Puerto Rico's development bank forges deal with creditors
Puerto Rico's development bank has entered into a deal with financial creditors that would allow it to avoid a lengthy bankruptcy proceeding, the leader of the debt-swamped U.S. island announced Monday.
The liquidation agreement still has to be formally approved by creditors of the Government Development Bank, which for decades played a major role in the U.S. Caribbean territory's financial affairs. A financial oversight board and U.S. District Court for Puerto Rico also must sign off on the pact.
But Gov. Ricardo Rossello said in a Monday statement that the so-called restructuring support agreement negotiated over the last two months is backed by "a significant portion of its major stakeholders."
The deal focused on the bank is just one piece of an overall $73 billion public debt load that the government of the struggling island is seeking to restructure. Puerto Rico is mired in a decade-long recession.

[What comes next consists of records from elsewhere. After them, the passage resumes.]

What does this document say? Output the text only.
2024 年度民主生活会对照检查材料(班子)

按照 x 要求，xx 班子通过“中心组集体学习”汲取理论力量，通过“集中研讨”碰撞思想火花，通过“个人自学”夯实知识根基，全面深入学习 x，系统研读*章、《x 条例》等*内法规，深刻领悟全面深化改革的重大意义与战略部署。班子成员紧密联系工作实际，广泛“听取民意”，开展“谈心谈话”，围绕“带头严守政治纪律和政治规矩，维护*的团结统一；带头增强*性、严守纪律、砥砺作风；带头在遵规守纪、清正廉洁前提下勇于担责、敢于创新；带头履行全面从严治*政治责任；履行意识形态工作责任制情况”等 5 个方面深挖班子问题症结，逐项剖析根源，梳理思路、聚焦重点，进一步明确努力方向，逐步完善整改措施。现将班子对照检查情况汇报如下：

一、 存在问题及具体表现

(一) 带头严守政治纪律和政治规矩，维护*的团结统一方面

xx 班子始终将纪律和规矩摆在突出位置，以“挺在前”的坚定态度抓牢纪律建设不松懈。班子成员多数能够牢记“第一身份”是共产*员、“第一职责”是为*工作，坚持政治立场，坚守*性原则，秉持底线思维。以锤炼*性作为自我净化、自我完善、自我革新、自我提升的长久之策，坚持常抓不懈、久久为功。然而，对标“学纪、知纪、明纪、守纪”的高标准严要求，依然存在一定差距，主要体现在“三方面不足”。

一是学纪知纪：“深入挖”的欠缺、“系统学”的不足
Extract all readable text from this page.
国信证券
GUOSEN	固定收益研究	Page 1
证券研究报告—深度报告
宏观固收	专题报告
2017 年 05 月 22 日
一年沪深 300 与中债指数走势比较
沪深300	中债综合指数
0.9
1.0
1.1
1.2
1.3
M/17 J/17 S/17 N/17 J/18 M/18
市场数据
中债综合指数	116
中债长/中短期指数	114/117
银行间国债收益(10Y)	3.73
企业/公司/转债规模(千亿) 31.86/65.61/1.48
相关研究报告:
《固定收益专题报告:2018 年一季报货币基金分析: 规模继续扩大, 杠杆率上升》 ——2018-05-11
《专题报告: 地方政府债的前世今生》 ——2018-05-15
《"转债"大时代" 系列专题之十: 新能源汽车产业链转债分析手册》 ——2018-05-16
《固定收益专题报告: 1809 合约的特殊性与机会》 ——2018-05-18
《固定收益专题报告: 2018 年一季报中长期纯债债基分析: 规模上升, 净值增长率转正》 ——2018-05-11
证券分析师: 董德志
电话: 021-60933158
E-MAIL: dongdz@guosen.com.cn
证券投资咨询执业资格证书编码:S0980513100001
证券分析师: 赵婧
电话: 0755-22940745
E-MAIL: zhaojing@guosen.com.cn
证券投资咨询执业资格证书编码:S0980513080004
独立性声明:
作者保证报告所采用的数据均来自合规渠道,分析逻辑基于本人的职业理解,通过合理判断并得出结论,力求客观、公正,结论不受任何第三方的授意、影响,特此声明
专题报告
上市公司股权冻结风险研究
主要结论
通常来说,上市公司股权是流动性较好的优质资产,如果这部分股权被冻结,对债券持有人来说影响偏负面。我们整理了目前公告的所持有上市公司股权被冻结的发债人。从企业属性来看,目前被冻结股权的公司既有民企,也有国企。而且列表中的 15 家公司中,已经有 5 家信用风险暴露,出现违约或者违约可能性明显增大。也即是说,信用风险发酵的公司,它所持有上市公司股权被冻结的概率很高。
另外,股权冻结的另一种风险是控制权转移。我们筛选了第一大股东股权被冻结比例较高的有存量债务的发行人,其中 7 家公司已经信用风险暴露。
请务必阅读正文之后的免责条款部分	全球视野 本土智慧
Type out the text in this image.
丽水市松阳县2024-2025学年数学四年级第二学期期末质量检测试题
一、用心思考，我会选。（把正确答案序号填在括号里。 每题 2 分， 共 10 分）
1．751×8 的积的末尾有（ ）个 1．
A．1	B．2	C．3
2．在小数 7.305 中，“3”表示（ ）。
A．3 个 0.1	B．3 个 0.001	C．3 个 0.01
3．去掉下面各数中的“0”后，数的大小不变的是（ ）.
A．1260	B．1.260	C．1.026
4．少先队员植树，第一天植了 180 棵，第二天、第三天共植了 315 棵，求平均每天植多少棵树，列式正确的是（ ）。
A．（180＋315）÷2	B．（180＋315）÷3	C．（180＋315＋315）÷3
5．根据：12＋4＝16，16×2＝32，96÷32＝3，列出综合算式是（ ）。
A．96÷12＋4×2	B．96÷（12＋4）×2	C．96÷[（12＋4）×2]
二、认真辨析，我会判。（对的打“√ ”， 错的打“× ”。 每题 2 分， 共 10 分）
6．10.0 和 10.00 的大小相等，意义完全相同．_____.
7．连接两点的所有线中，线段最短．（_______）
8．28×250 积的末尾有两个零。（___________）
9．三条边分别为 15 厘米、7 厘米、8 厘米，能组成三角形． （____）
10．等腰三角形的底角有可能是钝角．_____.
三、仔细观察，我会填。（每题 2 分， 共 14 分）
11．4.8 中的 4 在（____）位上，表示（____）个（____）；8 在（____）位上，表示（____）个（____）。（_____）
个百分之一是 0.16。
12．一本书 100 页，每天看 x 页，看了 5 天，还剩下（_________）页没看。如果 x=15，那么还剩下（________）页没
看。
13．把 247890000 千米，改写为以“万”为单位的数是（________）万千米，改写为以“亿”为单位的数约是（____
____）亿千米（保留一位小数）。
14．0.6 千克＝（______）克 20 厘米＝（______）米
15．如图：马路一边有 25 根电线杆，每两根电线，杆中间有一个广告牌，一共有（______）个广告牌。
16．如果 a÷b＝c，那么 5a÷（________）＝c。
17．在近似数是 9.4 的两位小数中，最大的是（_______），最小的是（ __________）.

Rossello said the agreement will allow bondholders and other creditors to exchange their claims against Puerto Rico's development bank for one of three tranches of new bonds with varying payment terms.
Details were fuzzy about how issuing new debt to cover old debt would pan out. But Rossello said the bank's creditors agreed to "substantial discounts to the principal" and touted the pact as "an example of the government regaining the credibility it had lost over the past few years."
Rafael Rojo, a spokesman for Puerto Rico creditor group Bonistas del Patio, said in the government statement that the creditors were voluntarily accepting losses up to 45 percent.
"We are Puerto Ricans first and we recognize the circumstances in which Puerto Rico is today," Rojo said.